BEFORE I RETIRED, I was a credit risk manager. I had to take compliance courses annually. One course focused on financial abuse, especially of the elderly. I learned that the most common perpetrators are not strangers, but family members, friends and caregivers who take advantage of too-trusting seniors.
But it’s one thing to know this theoretically—and quite another to find out it’s happening in your own family.
I previously wrote about now both my late father and his close friend were victims of financial abuse. After we discovered what was happening, I thought my three siblings and I had straightened out the family finances.
My youngest brother and I live in the U.S., while my parents were in Thailand. We all agreed that my two middle brothers, who live in Bangkok, should be co-guardians of my parents and their finances. My father was dying of Parkinson’s and my mother was deteriorating mentally and physically, so it made sense to let my brothers have complete control.
We split my parents’ money, enough to last the rest of their lives, between my two brothers in 2019. We had regular Zoom calls to discuss my parents’ physical condition and financial situation. One of my brothers sent us an accounting every quarter, while the other didn’t. When, in early 2020, we finally confronted the brother who hadn’t provided any sort of accounting, he admitted that the money he oversaw was gone.
We consulted an attorney and were advised that we could go to the police to have him arrested. In the end, we decided against it for my mom’s sake. It would have devastated her. My other brother still has the other half of my parents’ money in his care, which should be enough for my mom, now that my father has passed.
Losing my father was hard. I still miss him every day. But we knew it was coming and mentally we could prepare. Losing trust in my brother was in some ways harder. While we can’t recover the money, we have the comfort of knowing that Mom is still okay financially. Many seniors aren’t so fortunate.
I agree with you and the commenters. If a family member, friend or caregiver has not previously dealt with your finances, then no trust with your finances has been earned just because you have known them a long time and help with other aspects of your life.
As you mentioned Jiab, & I too have learned that the most common perpetrators as you say are not strangers, but family members, friends and caregivers who take advantage of too-trusting seniors. Thats what data suggests also Jiab. I’ve disowned family because of it. Actions have consequences.
Good luck & Best wishes…
I took an annual trip with mom to visit her hometown. In hindsight I now realize dementia was taking over. Despite no shortage of funds she insisted on paying the hotel bill with cash. I was horrified when shortly after arriving in her home town she pulled out a few thousand dollars in cash and wanted to keep it in the hotel room.
I drove to the local bank where she had an account. My next concern was that at the end our trip she would need to pull the cash out to pay the hotel bill. As I was her driver that week I had to be with her at the bank for both the deposit and the withdrawal at the end of our stay. I was terrified at the thought of being accused of elder abuse or swindling my mother out of money when she needed to withdrawal a few thousand dollars, all with me standing nearby.

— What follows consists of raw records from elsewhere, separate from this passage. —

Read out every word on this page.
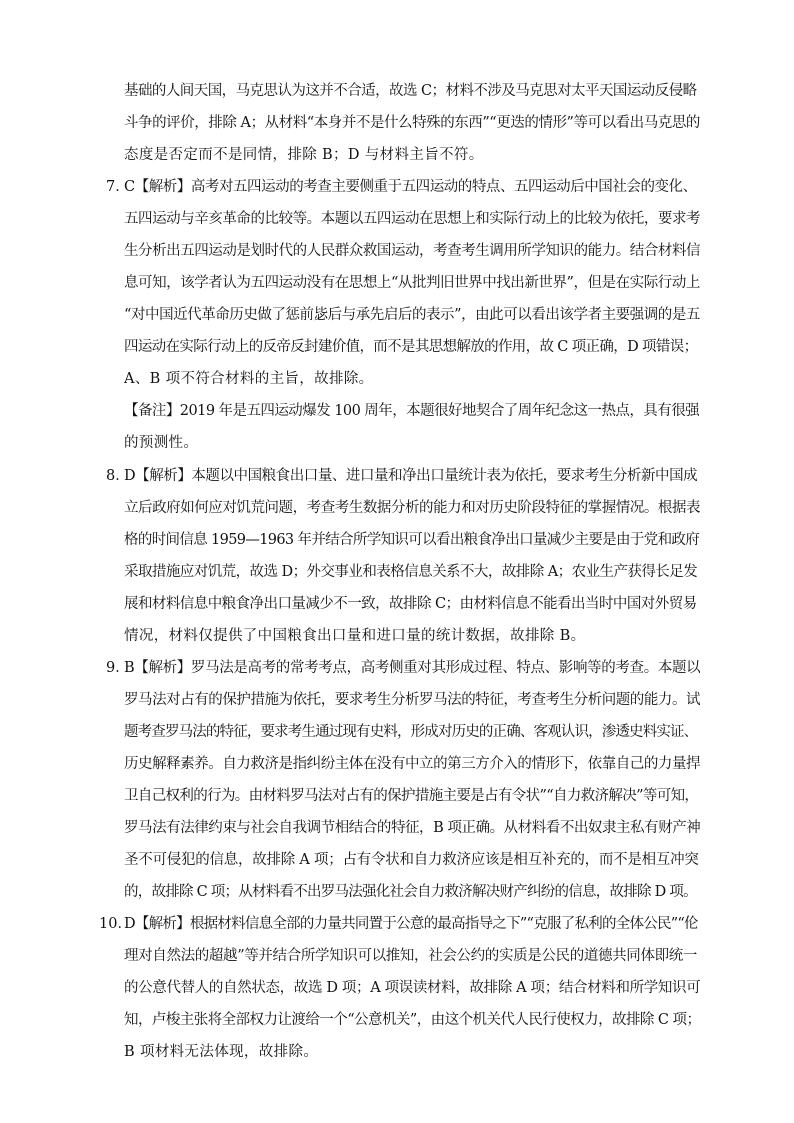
基础的人间天国，马克思认为这并不合适，故选 C；材料不涉及马克思对太平天国运动反侵略
斗争的评价，排除 A；从材料“本身并不是什么特殊的东西”“更迭的情形”等可以看出马克思的
态度是否定而不是同情，排除 B；D 与材料主旨不符。
7．
C【解析】高考对五四运动的考查主要侧重于五四运动的特点、五四运动后中国社会的变化、
五四运动与辛亥革命的比较等。本题以五四运动在思想上和实际行动上的比较为依托，要求考
生分析出五四运动是划时代的人民群众救国运动，考查考生调用所学知识的能力。结合材料信
息可知，该学者认为五四运动没有在思想上“从批判旧世界中找出新世界”，但是在实际行动上
“对中国近代革命历史做了惩前毖后与承先启后的表示”，由此可以看出该学者主要强调的是五
四运动在实际行动上的反帝反封建价值，而不是其思想解放的作用，故 C 项正确，D 项错误；
A、B 项不符合材料的主旨，故排除。
【备注】2019 年是五四运动爆发 100 周年，本题很好地契合了周年纪念这一热点，具有很强
的预测性。
8．
D【解析】本题以中国粮食出口量、进口量和净出口量统计表为依托，要求考生分析新中国成
立后政府如何应对饥荒问题，考查考生数据分析的能力和对历史阶段特征的掌握情况。根据表
格的时间信息 1959—1963 年并结合所学知识可以看出粮食净出口量减少主要是由于党和政府
采取措施应对饥荒，故选 D；外交事业和表格信息关系不大，故排除 A；农业生产获得长足发
展和材料信息中粮食净出口量减少不一致，故排除 C；由材料信息不能看出当时中国对外贸易
情况，材料仅提供了中国粮食出口量和进口量的统计数据，故排除 B。
9．
B【解析】罗马法是高考的常考考点，高考侧重对其形成过程、特点、影响等的考查。本题以
罗马法对占有的保护措施为依托，要求考生分析罗马法的特征，考查考生分析问题的能力。试
题考查罗马法的特征，要求考生通过现有史料，形成对历史的正确、客观认识，渗透史料实证、
历史解释素养。自力救济是指纠纷主体在没有中立的第三方介入的情形下，依靠自己的力量捍
卫自己权利的行为。由材料罗马法对占有的保护措施主要是占有令状”“自力救济解决”等可知，
罗马法有法律约束与社会自我调节相结合的特征，B 项正确。从材料看不出奴隶主私有财产神
圣不可侵犯的信息，故排除 A 项；占有令状和自力救济应该是相互补充的，而不是相互冲突
的，故排除 C 项；从材料看不出罗马法强化社会自力救济解决财产纠纷的信息，故排除 D 项。
10．
D【解析】根据材料信息全部的力量共同置于公意的最高指导之下”“克服了私利的全体公民”“伦
理对自然法的超越”等并结合所学知识可以推知，社会公约的实质是公民的道德共同体即统一
的公意代替人的自然状态，故选 D 项；A 项误读材料，故排除 A 项；结合材料和所学知识可
知，卢梭主张将全部权力让渡给一个“公意机关”，由这个机关代人民行使权力，故排除 C 项；
B 项材料无法体现，故排除。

When we went to deposit the money I made a point of waving at every, single security camera and chatting with the teller when mom deposited the money. Fortunately for me, we had the same teller when mom withdrew the money later that week and she recognized us and knew we had simply put the cash in the bank for a week-long duration.
Mom has since passed but, I did have a nice chat with the bank folks telling them the story. They agreed that elder financial abuse is a real problem and I was smart to handle the situation the way that I did.
Thanks for sharing.
My younger sister day-traded away most of our mother’s savings before Mom realized it and informed my other sister and me. I’ve managed what was left conservatively for the past 6 years and there is enough left to last another year when Mom will turn 100. Fortunately, she is in a life-care facility that picks up expenses for residents who run out of money (the cost to fund this was included in her initial admission fee).
My sister honestly believes that she did nothing wrong and that she would have been able to turn things around if given time. We’ve patched things up and never discuss this matter but it has been very traumatic for all of us.
Jiab – thanks for sharing your story. I’m sure it was, and is still is, painful. It happens far too often.
Jiab – thank you for putting this out for the group. There is a reason that this particular topic is covered multiple times annually in both CE and mandatory compliance courses for financial professionals. It is insidious (and sadly all too common) as wealth transfer between generations accelerates due to advanced age. You put a human and personal face on this for all of us.